A burning platform tax reform
Looking ahead, Tilley sees a very important burning platform. I think that it goes something like this.The Australian economy is stuck in a rut with low investment, and low growth in productivity, wages and the economy. Reducing corporate income taxes and “transactions taxes” could stimulate both domestic and foreign investment in Australia, and thus boost the economy.
Action is also necessary on personal income taxes for several reasons. Budget spending pressures are mounting for disability support, age care, health and defence. Australia also faces a withering of company and excise taxes. The risk is that the government might rely on increasing personal income (through “bracket creep”) to fill the gap. With an ageing population, the rising burden of income tax will fall on an ever smaller proportion of the population. Younger workers may feel the tax system closing in on them. This could act as a disincentive to join the workforce. The coming generations could well be less prosperous. This would undermine not only the economy, but also generate a greater sense of unfairness and undermine the social contract.
While there are strong arguments for reducing company income tax and at least stabilising personal income tax, this cannot be done alone in light of losses to budget revenues. A comprehensive reform package is necessary. It would be critical for tax reform to mobilise underutilised revenue sources, notably GST, and natural resources, carbon and land taxes.

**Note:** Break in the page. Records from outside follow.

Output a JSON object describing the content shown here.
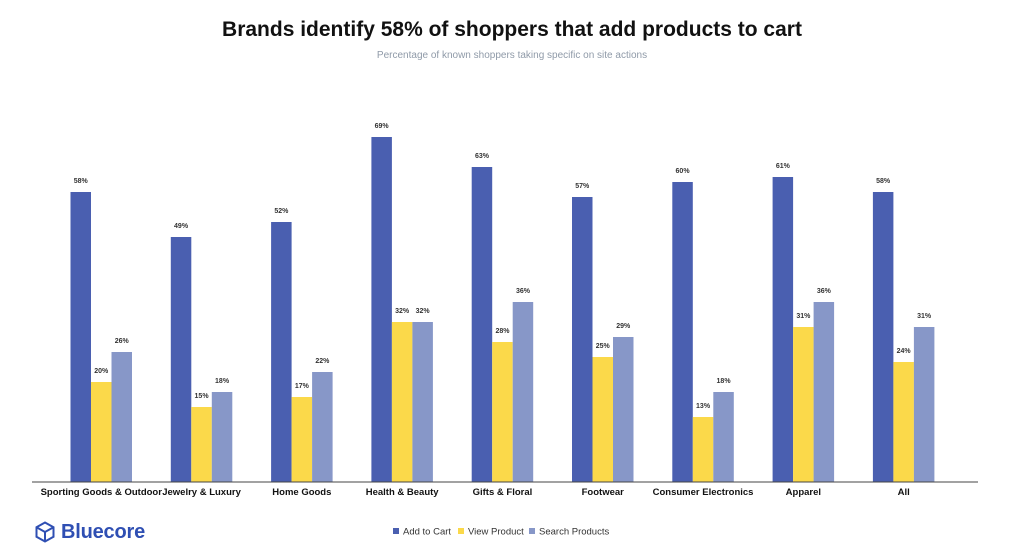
{
  "chart_data": {
    "type": "bar",
    "title": "Brands identify 58% of shoppers that add products to cart",
    "subtitle": "Percentage of known shoppers taking specific on site actions",
    "categories": [
      "Sporting Goods & Outdoor",
      "Jewelry & Luxury",
      "Home Goods",
      "Health & Beauty",
      "Gifts & Floral",
      "Footwear",
      "Consumer Electronics",
      "Apparel",
      "All"
    ],
    "series": [
      {
        "name": "Add to Cart",
        "color": "#4a5fb0",
        "values": [
          58,
          49,
          52,
          69,
          63,
          57,
          60,
          61,
          58
        ]
      },
      {
        "name": "View Product",
        "color": "#fbd94a",
        "values": [
          20,
          15,
          17,
          32,
          28,
          25,
          13,
          31,
          24
        ]
      },
      {
        "name": "Search Products",
        "color": "#8797c8",
        "values": [
          26,
          18,
          22,
          32,
          36,
          29,
          18,
          36,
          31
        ]
      }
    ],
    "value_suffix": "%",
    "ylim": [
      0,
      70
    ],
    "grid": false,
    "legend_position": "bottom-center"
  },
  "brand": {
    "name": "Bluecore",
    "icon": "cube-logo-icon",
    "color": "#2f4fb3"
  }
}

How could a tax reform package be implemented? It would need to be led by a person like Paul Keating or Peter Costello, who was able to articulate a narrative that there is something seriously wrong, which is threatening our economy and undermining our social contract.
Realistically perhaps all we can hope for is a major future crisis to shake the country, together with wise leaders, to trigger for Australia’s fourth case of successful tax reform.
Conclusion
Tilley’s book is an excellent reference for all budding tax reformers and economists more generally. When and if the time arrives for a new wave of tax reform, it will stand as a key reference. Meanwhile, it can also be a reference for any incremental reforms undertaken.
I also believe that the book is very important for all interested citizens. Taxation is at the heart of the social contract between governments and citizens, and trust in our democracy. Thus, I hope that Tilley’s book improves public understanding of and support for the complex process of tax reform.
A very good friend of mine from Finland assures me that Finns don’t mind paying high taxes because they appreciate the services that their government provides. One can only hope that one day effective tax reform in Australia might strengthen the social contract between our increasingly multicultural citizenry and the government, and improve trust in government. Hope springs eternal!